At the time of its launch, the pool contained more than 70% of the ATSC 3.0-essential SEP families, and the vast majority of TV sets supporting ATSC 3.0 were licensed from the beginning (though it's important to consider that TV sets are not only the device category to implement ATSC 3.0; there are also set-top boxes, for instance). Some of the licensor are also major implementers, but not all initial licensees were also licensors (Sony is only a licensee).

The ATSC 3.0 pool was the first Avanci pool to announce Samsung as a licensor. Shortly thereafter, Samsung also joined Avanci's automotive SEP pool.

Today Avanci announced the Avanci Broadcast pool's expansion to "over 80% of essential patent families for the ATSC 3.0 broadcasting standard" through the addition of four licensors:

  • South Korean research institute ETRI,

  • Dutch telecommunications carrier KPN,

  • Japanese electronics giant NEC, and

  • China's Shanghai National Engineering Research Center of Digital Television (NERC-DTV).
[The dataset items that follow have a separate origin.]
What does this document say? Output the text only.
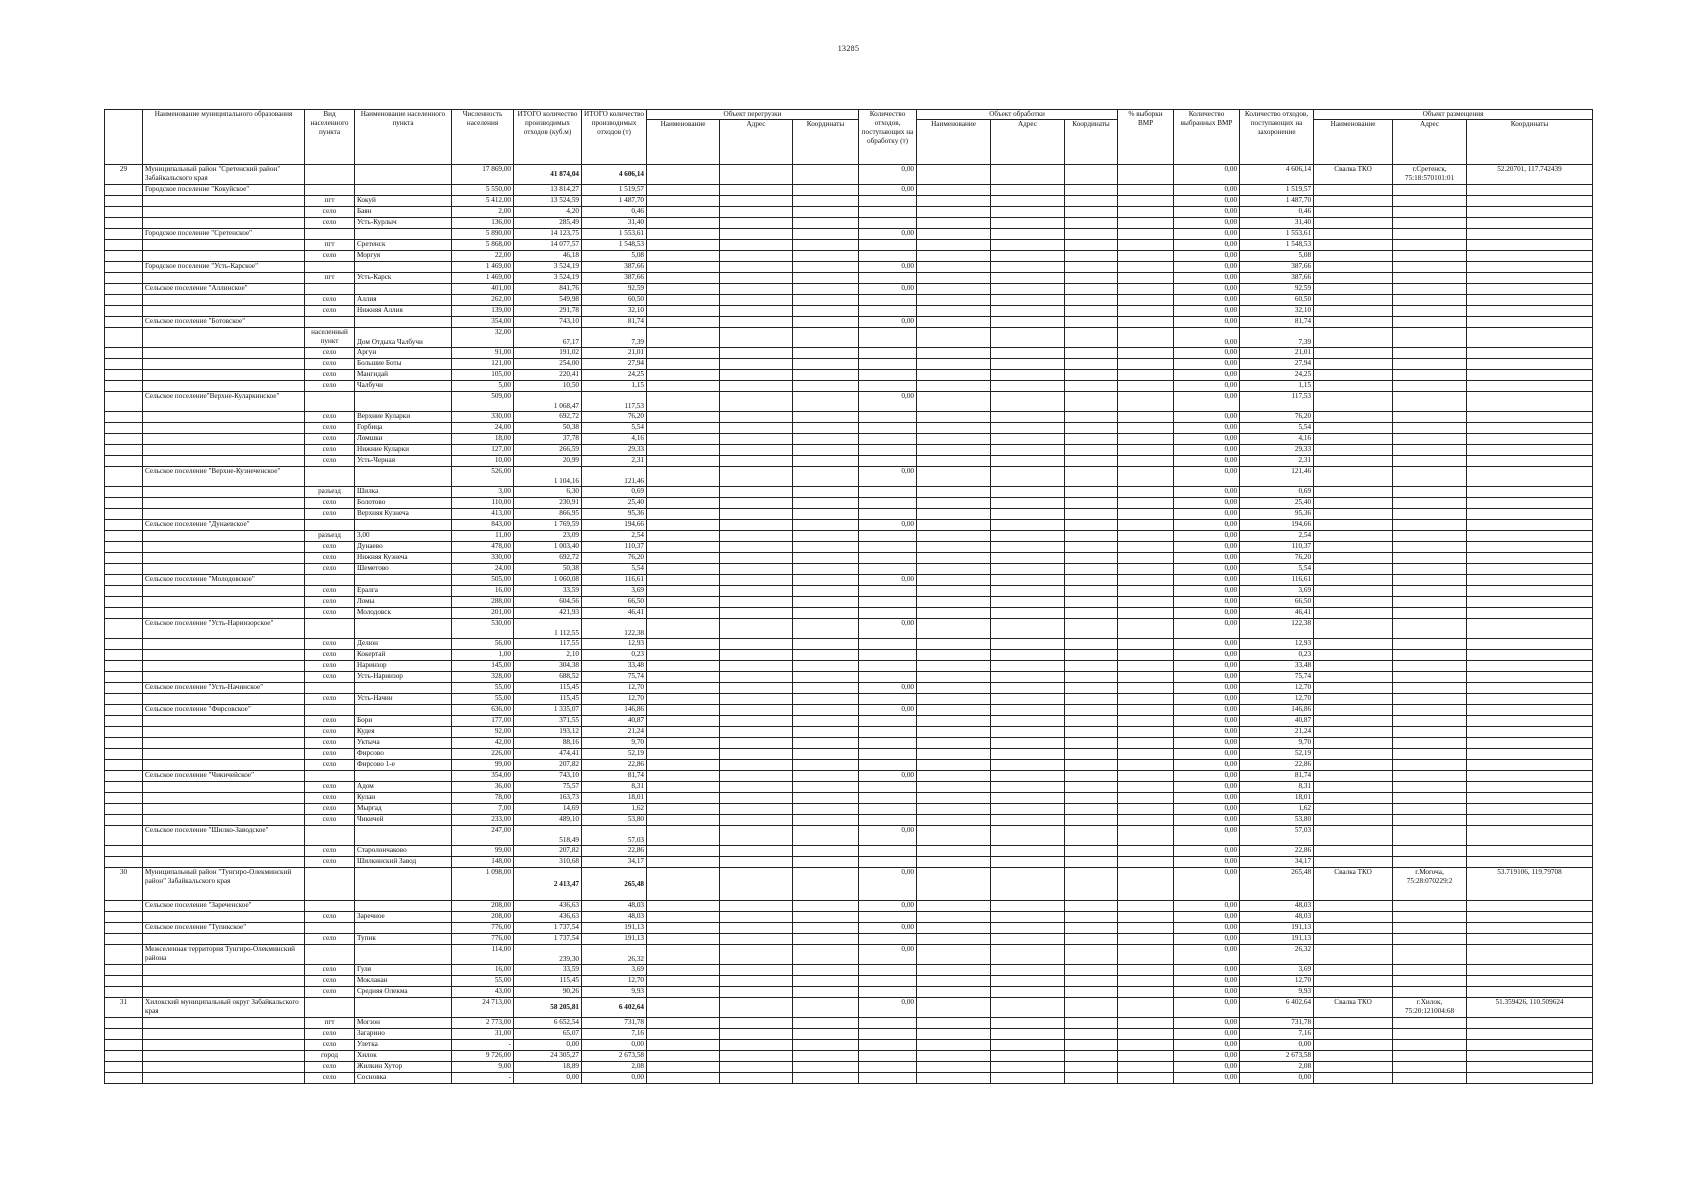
13285
	Наименование муниципального образования	Вид населенного пункта	Наименование населенного пункта	Численность населения	ИТОГО количество производимых отходов (куб.м)	ИТОГО количество производимых отходов (т)	Объект перегрузки			Количество отходов, поступающих на обработку (т)	Объект обработки			% выборки ВМР	Количество выбранных ВМР	Количество отходов, поступающих на захоронение	Объект размещения		
							Наименование	Адрес	Координаты		Наименование	Адрес	Координаты				Наименование	Адрес	Координаты
29	Муниципальный район "Сретенский район" Забайкальского края			17 869,00	41 874,04	4 606,14				0,00					0,00	4 606,14	Свалка ТКО	г.Сретенск, 75:18:570101:01	52.20701, 117.742439
	Городское поселение "Кокуйское"			5 550,00	13 814,27	1 519,57				0,00					0,00	1 519,57			
		пгт	Кокуй	5 412,00	13 524,59	1 487,70									0,00	1 487,70			
		село	Баян	2,00	4,20	0,46									0,00	0,46			
		село	Усть-Курлыч	136,00	285,49	31,40									0,00	31,40			
	Городское поселение "Сретенское"			5 890,00	14 123,75	1 553,61				0,00					0,00	1 553,61			
		пгт	Сретенск	5 868,00	14 077,57	1 548,53									0,00	1 548,53			
		село	Моргуя	22,00	46,18	5,08									0,00	5,08			
	Городское поселение "Усть-Карское"			1 469,00	3 524,19	387,66				0,00					0,00	387,66			
		пгт	Усть-Карск	1 469,00	3 524,19	387,66									0,00	387,66			
	Сельское поселение "Аллинское"			401,00	841,76	92,59				0,00					0,00	92,59			
		село	Аллия	262,00	549,98	60,50									0,00	60,50			
		село	Нижняя Аллия	139,00	291,78	32,10									0,00	32,10			
	Сельское поселение "Ботовское"			354,00	743,10	81,74				0,00					0,00	81,74			
		населенный пункт	Дом Отдыха Чалбучи	32,00	67,17	7,39									0,00	7,39			
		село	Аргун	91,00	191,02	21,01									0,00	21,01			
		село	Большие Боты	121,00	254,00	27,94									0,00	27,94			
		село	Мангидай	105,00	220,41	24,25									0,00	24,25			
		село	Чалбучи	5,00	10,50	1,15									0,00	1,15			
	Сельское поселение"Верхне-Куларкинское"			509,00	1 068,47	117,53				0,00					0,00	117,53			
		село	Верхние Куларки	330,00	692,72	76,20									0,00	76,20			
		село	Горбица	24,00	50,38	5,54									0,00	5,54			
		село	Ломшки	18,00	37,78	4,16									0,00	4,16			
		село	Нижние Куларки	127,00	266,59	29,33									0,00	29,33			
		село	Усть-Черная	10,00	20,99	2,31									0,00	2,31			
	Сельское поселение "Верхне-Кузнеченское"			526,00	1 104,16	121,46				0,00					0,00	121,46			
		разъезд	Шилка	3,00	6,30	0,69									0,00	0,69			
		село	Болотово	110,00	230,91	25,40									0,00	25,40			
		село	Верхняя Кузнеча	413,00	866,95	95,36									0,00	95,36			
	Сельское поселение "Дунаевское"			843,00	1 769,59	194,66				0,00					0,00	194,66			
		разъезд	3,00	11,00	23,09	2,54									0,00	2,54			
		село	Дунаево	478,00	1 003,40	110,37									0,00	110,37			
		село	Нижняя Кузнеча	330,00	692,72	76,20									0,00	76,20			
		село	Шеметово	24,00	50,38	5,54									0,00	5,54			
	Сельское поселение "Молодовское"			505,00	1 060,08	116,61				0,00					0,00	116,61			
		село	Ералга	16,00	33,59	3,69									0,00	3,69			
		село	Ломы	288,00	604,56	66,50									0,00	66,50			
		село	Молодовск	201,00	421,93	46,41									0,00	46,41			
	Сельское поселение "Усть-Наринзорское"			530,00	1 112,55	122,38				0,00					0,00	122,38			
		село	Делюн	56,00	117,55	12,93									0,00	12,93			
		село	Кокертай	1,00	2,10	0,23									0,00	0,23			
		село	Наринзор	145,00	304,38	33,48									0,00	33,48			
		село	Усть-Наринзор	328,00	688,52	75,74									0,00	75,74			
	Сельское поселение "Усть-Начинское"			55,00	115,45	12,70				0,00					0,00	12,70			
		село	Усть-Начин	55,00	115,45	12,70									0,00	12,70			
	Сельское поселение "Фирсовское"			636,00	1 335,07	146,86				0,00					0,00	146,86			
		село	Бори	177,00	371,55	40,87									0,00	40,87			
		село	Кудея	92,00	193,12	21,24									0,00	21,24			
		село	Уктыча	42,00	88,16	9,70									0,00	9,70			
		село	Фирсово	226,00	474,41	52,19									0,00	52,19			
		село	Фирсово 1-е	99,00	207,82	22,86									0,00	22,86			
	Сельское поселение "Чикичейское"			354,00	743,10	81,74				0,00					0,00	81,74			
		село	Адом	36,00	75,57	8,31									0,00	8,31			
		село	Кулан	78,00	163,73	18,01									0,00	18,01			
		село	Мыргад	7,00	14,69	1,62									0,00	1,62			
		село	Чикичей	233,00	489,10	53,80									0,00	53,80			
	Сельское поселение "Шилко-Заводское"			247,00	518,49	57,03				0,00					0,00	57,03			
		село	Старолончаково	99,00	207,82	22,86									0,00	22,86			
		село	Шилкинский Завод	148,00	310,68	34,17									0,00	34,17			
30	Муниципальный район "Тунгиро-Олекминский район" Забайкальского края			1 098,00	2 413,47	265,48				0,00					0,00	265,48	Свалка ТКО	г.Могоча, 75:28:070229:2	53.719106, 119.79708
	Сельское поселение "Зареченское"			208,00	436,63	48,03				0,00					0,00	48,03			
		село	Заречное	208,00	436,63	48,03									0,00	48,03			
	Сельское поселение "Тупикское"			776,00	1 737,54	191,13				0,00					0,00	191,13			
		село	Тупик	776,00	1 737,54	191,13									0,00	191,13			
	Межселенная территория Тунгиро-Олекминский района			114,00	239,30	26,32				0,00					0,00	26,32			
		село	Гуля	16,00	33,59	3,69									0,00	3,69			
		село	Моклакан	55,00	115,45	12,70									0,00	12,70			
		село	Средняя Олекма	43,00	90,26	9,93									0,00	9,93			
31	Хилокский муниципальный округ Забайкальского края			24 713,00	58 205,81	6 402,64				0,00					0,00	6 402,64	Свалка ТКО	г.Хилок, 75:20:121004:68	51.359426, 110.509624
		пгт	Могзон	2 773,00	6 652,54	731,78									0,00	731,78			
		село	Загарино	31,00	65,07	7,16									0,00	7,16			
		село	Улетка	-	0,00	0,00									0,00	0,00			
		город	Хилок	9 726,00	24 305,27	2 673,58									0,00	2 673,58			
		село	Жилкин Хутор	9,00	18,89	2,08									0,00	2,08			
		село	Сосновка	-	0,00	0,00									0,00	0,00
Existing licensees (LG, Samsung, Sharp, Sony) are now automatically licensed to the new licensors' ATSC 3.0 SEPs as well, at no additional cost. That is a feature of the Avanci pools, but also of many other patent pools. In my opinion, the European Commission's recently somewhat negative take on patent pools does not give sufficient consideration to that (and not only to that) fact.